Nation

TEACHERS GROUP SLAMS ARREST OF A HIGH SCHOOL PRINCIPAL IN SAMAR

THE ALLIANCE of Concerned Teachers condemned the arrest of a school principal in Samar and denounced what it called the “worsening attacks on the education sector.”

/ 2 February 2021

THE ALLIANCE of Concerned Teachers condemned the arrest of a school principal in Samar and denounced what it called the “worsening attacks on the education sector.”

Nestor Balando Ada was arrested on January 28 in his sleeping quarters at the Rosario National High School in Northern Samar.

Ada, 55, was reportedly arrested based on a search warrant for alleged possession of firearms and explosives.

ACT said that Ada, also a pastor of the New Life Born Again Christian Church, informed his colleagues last year that he was under police surveillance.

“The Duterte government’s insane and overreaching war against counter-insurgency and the Anti-Terror Law has dangerously emboldened the state forces to circumvent the rule of law and wantonly attack human rights for their end of silencing dissent,” Raymond Basilio, the group’s secretary general, said in a statement.

Basilio noted that the ATL’s adverse impact on the education sector is now on full display, with the government’s “rabid and indiscriminate red-tagging” of universities, educators and students, and with education workers now falling victim to the “sick modus operandi of using search warrant to plant evidence and make arrests.”

“Mr.
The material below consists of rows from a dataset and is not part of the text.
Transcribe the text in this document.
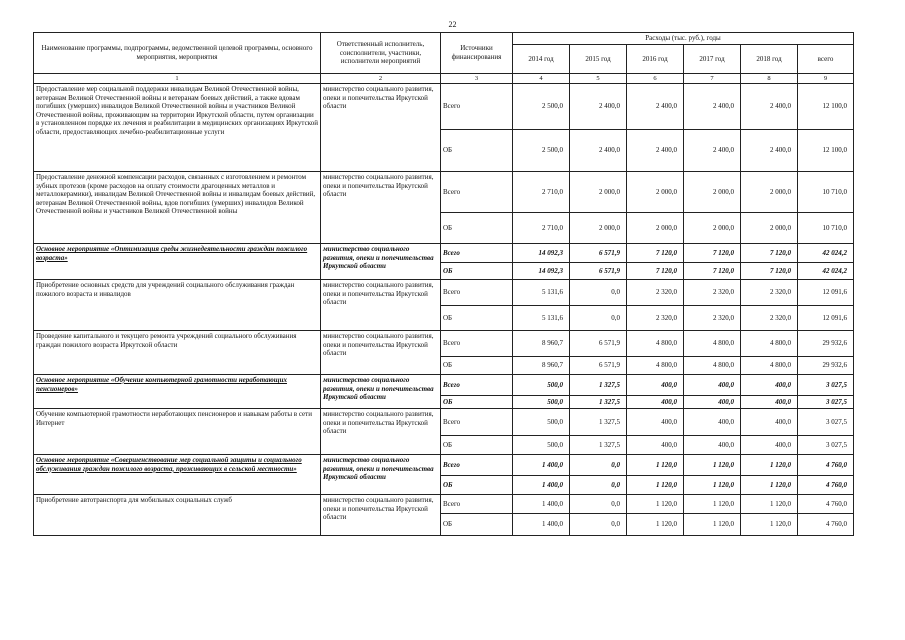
22
Наименование программы, подпрограммы, ведомственной целевой программы, основного мероприятия, мероприятия	Ответственный исполнитель, соисполнители, участники, исполнители мероприятий	Источники финансирования	Расходы (тыс. руб.), годы					
			2014 год	2015 год	2016 год	2017 год	2018 год	всего
1	2	3	4	5	6	7	8	9
Предоставление мер социальной поддержки инвалидам Великой Отечественной войны, ветеранам Великой Отечественной войны и ветеранам боевых действий, а также вдовам погибших (умерших) инвалидов Великой Отечественной войны и участников Великой Отечественной войны, проживающим на территории Иркутской области, путем организации в установленном порядке их лечения и реабилитации в медицинских организациях Иркутской области, предоставляющих лечебно-реабилитационные услуги	министерство социального развития, опеки и попечительства Иркутской области	Всего	2 500,0	2 400,0	2 400,0	2 400,0	2 400,0	12 100,0
		ОБ	2 500,0	2 400,0	2 400,0	2 400,0	2 400,0	12 100,0
Предоставление денежной компенсации расходов, связанных с изготовлением и ремонтом зубных протезов (кроме расходов на оплату стоимости драгоценных металлов и металлокерамики), инвалидам Великой Отечественной войны и инвалидам боевых действий, ветеранам Великой Отечественной войны, вдов погибших (умерших) инвалидов Великой Отечественной войны и участников Великой Отечественной войны	министерство социального развития, опеки и попечительства Иркутской области	Всего	2 710,0	2 000,0	2 000,0	2 000,0	2 000,0	10 710,0
		ОБ	2 710,0	2 000,0	2 000,0	2 000,0	2 000,0	10 710,0
Основное мероприятие «Оптимизация среды жизнедеятельности граждан пожилого возраста»	министерство социального развития, опеки и попечительства Иркутской области	Всего	14 092,3	6 571,9	7 120,0	7 120,0	7 120,0	42 024,2
		ОБ	14 092,3	6 571,9	7 120,0	7 120,0	7 120,0	42 024,2
Приобретение основных средств для учреждений социального обслуживания граждан пожилого возраста и инвалидов	министерство социального развития, опеки и попечительства Иркутской области	Всего	5 131,6	0,0	2 320,0	2 320,0	2 320,0	12 091,6
		ОБ	5 131,6	0,0	2 320,0	2 320,0	2 320,0	12 091,6
Проведение капитального и текущего ремонта учреждений социального обслуживания граждан пожилого возраста Иркутской области	министерство социального развития, опеки и попечительства Иркутской области	Всего	8 960,7	6 571,9	4 800,0	4 800,0	4 800,0	29 932,6
		ОБ	8 960,7	6 571,9	4 800,0	4 800,0	4 800,0	29 932,6
Основное мероприятие «Обучение компьютерной грамотности неработающих пенсионеров»	министерство социального развития, опеки и попечительства Иркутской области	Всего	500,0	1 327,5	400,0	400,0	400,0	3 027,5
		ОБ	500,0	1 327,5	400,0	400,0	400,0	3 027,5
Обучение компьютерной грамотности неработающих пенсионеров и навыкам работы в сети Интернет	министерство социального развития, опеки и попечительства Иркутской области	Всего	500,0	1 327,5	400,0	400,0	400,0	3 027,5
		ОБ	500,0	1 327,5	400,0	400,0	400,0	3 027,5
Основное мероприятие «Совершенствование мер социальной защиты и социального обслуживания граждан пожилого возраста, проживающих в сельской местности»	министерство социального развития, опеки и попечительства Иркутской области	Всего	1 400,0	0,0	1 120,0	1 120,0	1 120,0	4 760,0
		ОБ	1 400,0	0,0	1 120,0	1 120,0	1 120,0	4 760,0
Приобретение автотранспорта для мобильных социальных служб	министерство социального развития, опеки и попечительства Иркутской области	Всего	1 400,0	0,0	1 120,0	1 120,0	1 120,0	4 760,0
		ОБ	1 400,0	0,0	1 120,0	1 120,0	1 120,0	4 760,0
Ada is a known education and religious leader, a unionist and champion of teachers’ rights and welfare. Everyone who knows him cannot but think that the charges against him are fabricated. This is clearly meant to harass our members and send teachers the chilling message of what can happen to them if they dare fight for their rights. It is the state forces who are guilty of terrorism,” he added.

Basilio said that Ada’s arrest adds to the many compelling reasons why ACT and the education sector is calling for the immediate junking of the Anti-Terror Law and the dismantling of the National Task Force to End Local Communist Armed Conflict.

“To date, we have 8 leaders, members and ordinary teachers who have been slapped with trumped-up charges for their union work or simply airing out their criticisms against the government, and about 50 cases of harassment and threats, not to mention the thousands of our members who have been subjected to police profiling. This madness has to stop, our teachers who already bear the brunt of government’s neglect of education amid the pandemic do not deserve these tyrannical attacks,” Basilio stressed.

Basilio called on the Department of Education to defend Ada.